A Graphical Intro to Probabilistic Neural Networks (PNN)

Introduction

Machine Learning engineers use Probabilistic Neural Networks (PNN) for classification and pattern recognition tasks. PNN use a Parzen Window along with a non-negative kernel function to estimate the probability distribution function (PDF) of each class. The Parzen approach enables non-parametric estimation of the PDF.

In this blog post I will discuss the following

What is a Parzen PNN?
- Animated example of the Parzen algorithm
- Animated example of a Parzen Neural Network
Normalization of Training Data
- Trade several approaches
- Effectiveness of approaches - Parzen vs. Nearest Neighbor
Reduced Coulomb Energy Networks
- Descriptive Animation
- Visualization of RCE on the normalization approach
- Benefits of Ambiguous Regions
RCE applied to the Bupa Liver disorders data set
Conclusion

What is a Parzen PNN?

Mathworks provides a simple definition of a Parzen Probabilistic Neural Network:

The Parzen Probabilistic Neural Networks (PPNN) are a simple type of neural network used to classify data vectors. This [sic] classifiers are based on the Bayesian theory where the a posteriori probability density function (apo-pdf) is estimated from data using the Parzen window technique.

PPNN allow a non-parametric approach to estimate the required Bayesian Classifier probabilities P(x|w_i) and P(w_i).

Bayes Classifier

In action, the PPNN mechanics are easy to follow. The PPNN takes a training vector, dot products it with the weights of the hidden layer vector and then chooses the winning class based on the highest output value. The next section includes an Animated cartoon that shows the PPNN visually.

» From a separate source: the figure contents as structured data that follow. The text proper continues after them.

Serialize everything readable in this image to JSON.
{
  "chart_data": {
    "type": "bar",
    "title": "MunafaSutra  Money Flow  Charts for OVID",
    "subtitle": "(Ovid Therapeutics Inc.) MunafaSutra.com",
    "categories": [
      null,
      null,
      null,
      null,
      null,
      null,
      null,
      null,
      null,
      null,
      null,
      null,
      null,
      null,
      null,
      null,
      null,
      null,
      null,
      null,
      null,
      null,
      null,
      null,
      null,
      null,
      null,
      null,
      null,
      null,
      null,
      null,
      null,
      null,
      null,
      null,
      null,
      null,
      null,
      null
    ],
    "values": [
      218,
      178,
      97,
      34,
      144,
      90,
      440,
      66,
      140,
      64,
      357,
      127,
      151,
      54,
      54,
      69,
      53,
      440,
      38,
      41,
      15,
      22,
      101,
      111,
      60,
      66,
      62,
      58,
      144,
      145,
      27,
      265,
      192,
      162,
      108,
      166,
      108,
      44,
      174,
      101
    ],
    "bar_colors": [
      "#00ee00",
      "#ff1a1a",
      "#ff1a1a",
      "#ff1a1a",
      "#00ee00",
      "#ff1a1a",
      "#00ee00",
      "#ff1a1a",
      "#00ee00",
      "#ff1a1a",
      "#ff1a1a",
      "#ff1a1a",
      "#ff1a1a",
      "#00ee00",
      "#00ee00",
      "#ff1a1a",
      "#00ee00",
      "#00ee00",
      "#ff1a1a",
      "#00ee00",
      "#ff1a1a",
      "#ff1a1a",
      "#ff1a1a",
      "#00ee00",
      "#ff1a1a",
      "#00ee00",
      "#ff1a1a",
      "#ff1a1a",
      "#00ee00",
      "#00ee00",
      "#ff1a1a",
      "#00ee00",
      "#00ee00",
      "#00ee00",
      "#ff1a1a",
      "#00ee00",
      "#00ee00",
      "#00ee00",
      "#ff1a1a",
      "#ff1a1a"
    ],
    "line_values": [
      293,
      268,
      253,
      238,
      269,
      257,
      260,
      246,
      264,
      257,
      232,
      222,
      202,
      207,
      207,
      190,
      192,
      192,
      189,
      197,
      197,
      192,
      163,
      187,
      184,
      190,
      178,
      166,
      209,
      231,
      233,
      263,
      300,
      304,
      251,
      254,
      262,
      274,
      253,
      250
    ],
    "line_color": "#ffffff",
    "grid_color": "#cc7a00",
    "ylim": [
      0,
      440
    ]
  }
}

Animated example of the Parzen algorithm

Suppose you have three classes, and the following training data:

ID	Class	Var1	Var2
A	Green	0.5	0.75
B	Purple	0.5	0.25
C	Purple	0.25	0.75
D	Yellow	0.75	0.5
E	Green	0.75	0.75

You now want to use a PPNN to classify the color of the observation ( Var1 = 0.75, Var2 = 0.25 ).

The Cartoon below shows the weights as filled colored boxes. In Column A, for example, weight one (WA1) is half full (e.g. 0.5) and weight two (WA2) is three quarters full ( e.g. 0.75). The animation shows the dot product of the test pattern ( X1 = 0.75, X2 = 0.25) with the weight vectors, an activation function, and then the selection of the winner.

Parzen Cartoon

Animated example of a Parzen Neural Network

Now let's take a look at the classification approach using the familiar neural network diagram. The input layer (bottom) includes our test pattern ( X1 = 0.75, X2 = 0.25), the hidden layer includes weight vectors assigned to classes based on the train patterns. The PPNN then connects the hidden layer to the appropriate class in the output layer.

Parzen Cartoon

Normalization of Training Data

The Mathworks PPNN web page specifies that we must normalize both our weight vectors and training vectors.

The weights on the first [hidden] layer are trained as follows: each sample data is normalized so that its length becomes unitary, each sample data becomes a neuron with the normalized values as weights w.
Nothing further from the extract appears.